Jouer l’Arlésienne

Saviez-vous que si vous attendiez de rencontrer l’Arlésienne pour comprendre cette expression, vous pouviez attendre longtemps ?

Photo Arlésienne Van Gogh
Ca n'a pas l'air si festif que l'on pensait le pays d'Arles... - DR Vincent Van Gogh

Lorsque l’on attend quelqu’un qui est en retard, on a vite fait de s’agacer. Il faut dire que lorsque l’on est du genre ponctuel comme nous, ou pas, il n’y a rien de pire que les retardataires.


Si cette situation se produit, plutôt que d’écrire à votre ami en retard « T’arrives quand ? J’en ai marre de t’attendre », vous pouvez sortir votre plus belle expression française en lui demandant : « Tu penses jouer l’Arlésienne encore longtemps ? ».


Bon, pour que l’effet soit réussi, il faut que vous connaissiez le sens et l’origine de cette expression. Elle naît dans une courte nouvelle d’Alphonse Daudet intitulée L’Arlésienne. Vous ne l’avez peut-être pas étudiée car elle ne fait que trois pages, ce qui ne torture pas assez les élèves…

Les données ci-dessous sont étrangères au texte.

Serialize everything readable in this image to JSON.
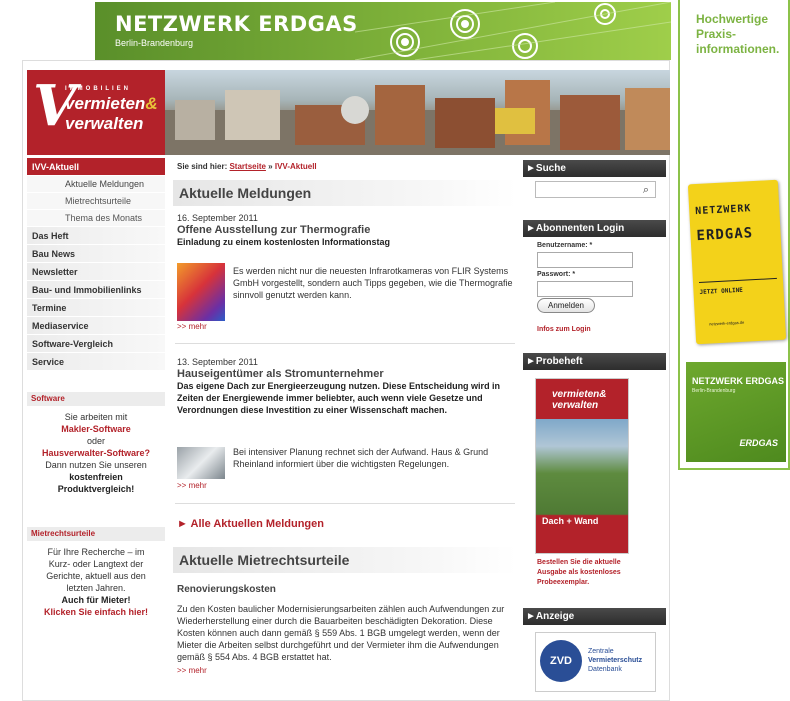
{
  "top_banner": {
    "brand": "NETZWERK ERDGAS",
    "region": "Berlin-Brandenburg"
  },
  "right_ad": {
    "headline": [
      "Hochwertige",
      "Praxis-",
      "informationen."
    ],
    "sign_line1": "NETZWERK",
    "sign_line2": "ERDGAS",
    "sign_line3": "JETZT ONLINE",
    "sign_url": "netzwerk-erdgas.de",
    "green_brand": "NETZWERK ERDGAS",
    "green_region": "Berlin-Brandenburg",
    "green_logo": "ERDGAS"
  },
  "logo": {
    "immobilien": "IMMOBILIEN",
    "line1": "vermieten",
    "amp": "&",
    "line2": "verwalten"
  },
  "nav": {
    "active": "IVV-Aktuell",
    "subs": [
      "Aktuelle Meldungen",
      "Mietrechtsurteile",
      "Thema des Monats"
    ],
    "items": [
      "Das Heft",
      "Bau News",
      "Newsletter",
      "Bau- und Immobilienlinks",
      "Termine",
      "Mediaservice",
      "Software-Vergleich",
      "Service"
    ]
  },
  "software_box": {
    "heading": "Software",
    "t1": "Sie arbeiten mit",
    "link1": "Makler-Software",
    "t2": "oder",
    "link2": "Hausverwalter-Software?",
    "t3": "Dann nutzen Sie unseren",
    "b1": "kostenfreien",
    "b2": "Produktvergleich!"
  },
  "mietrecht_box": {
    "heading": "Mietrechtsurteile",
    "t1": "Für Ihre Recherche – im",
    "t2": "Kurz- oder Langtext der",
    "t3": "Gerichte, aktuell aus den",
    "t4": "letzten Jahren.",
    "b1": "Auch für Mieter!",
    "link": "Klicken Sie einfach hier!"
  },
  "breadcrumb": {
    "prefix": "Sie sind hier:",
    "home": "Startseite",
    "sep": "»",
    "current": "IVV-Aktuell"
  },
  "section1": {
    "title": "Aktuelle Meldungen"
  },
  "news": [
    {
      "date": "16. September 2011",
      "title": "Offene Ausstellung zur Thermografie",
      "lead": "Einladung zu einem kostenlosten Informationstag",
      "body": "Es werden nicht nur die neuesten Infrarotkameras von FLIR Systems GmbH vorgestellt, sondern auch Tipps gegeben, wie die Thermografie sinnvoll genutzt werden kann.",
      "more": ">> mehr"
    },
    {
      "date": "13. September 2011",
      "title": "Hauseigentümer als Stromunternehmer",
      "lead": "Das eigene Dach zur Energieerzeugung nutzen. Diese Entscheidung wird in Zeiten der Energiewende immer beliebter, auch wenn viele Gesetze und Verordnungen diese Investition zu einer Wissenschaft machen.",
      "body": "Bei intensiver Planung rechnet sich der Aufwand. Haus & Grund Rheinland informiert über die wichtigsten Regelungen.",
      "more": ">> mehr"
    }
  ],
  "all_news": "► Alle Aktuellen Meldungen",
  "section2": {
    "title": "Aktuelle Mietrechtsurteile",
    "sub": "Renovierungskosten",
    "body": "Zu den Kosten baulicher Modernisierungsarbeiten zählen auch Aufwendungen zur Wiederherstellung einer durch die Bauarbeiten beschädigten Dekoration. Diese Kosten können auch dann gemäß § 559 Abs. 1 BGB umgelegt werden, wenn der Mieter die Arbeiten selbst durchgeführt und der Vermieter ihm die Aufwendungen gemäß § 554 Abs. 4 BGB erstattet hat.",
    "more": ">> mehr"
  },
  "widgets": {
    "search_title": "►Suche",
    "login_title": "►Abonnenten Login",
    "user_label": "Benutzername: *",
    "pass_label": "Passwort: *",
    "login_button": "Anmelden",
    "login_info": "Infos zum Login",
    "probe_title": "►Probeheft",
    "mag_title1": "vermieten&",
    "mag_title2": "verwalten",
    "mag_cover": "Dach + Wand",
    "probe_text1": "Bestellen Sie die aktuelle",
    "probe_text2": "Ausgabe als kostenloses",
    "probe_text3": "Probeexemplar.",
    "ad_title": "►Anzeige",
    "zvd_logo": "ZVD",
    "zvd_line1": "Zentrale",
    "zvd_line2": "Vermieterschutz",
    "zvd_line3": "Datenbank"
  }
}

Dans cette œuvre, Jan, un garçon de campagne, tombe fou amoureux d’une jeune fille de la ville rencontrée aux arènes d’Arles. Après négociation avec ses parents, ceux-ci acceptent finalement qu’ils se marient, sans avoir rencontré la belle. Le mariage est annulé lorsqu’un homme se présente comme l’amant de l’Arlésienne avec preuves à l’appui, mais le jeune homme n’oubliera jamais sa promise et se suicide. Joyeux…


Ajoutons pour l’anecdote que Daudet s’inspire du suicide du neveu de Frédéric Mistral, un écrivain provençal, à la suite d’une déception amoureuse. Ce petit emprunt aurait, selon les rumeurs terni leur amitié.


L’expression « jouer l’Arlésienne », issue de cette histoire, est donc utilisée pour désigner une personne dont on entend beaucoup parler mais qui ne se montre jamais et par extension que l’on attend désespérément sans succès.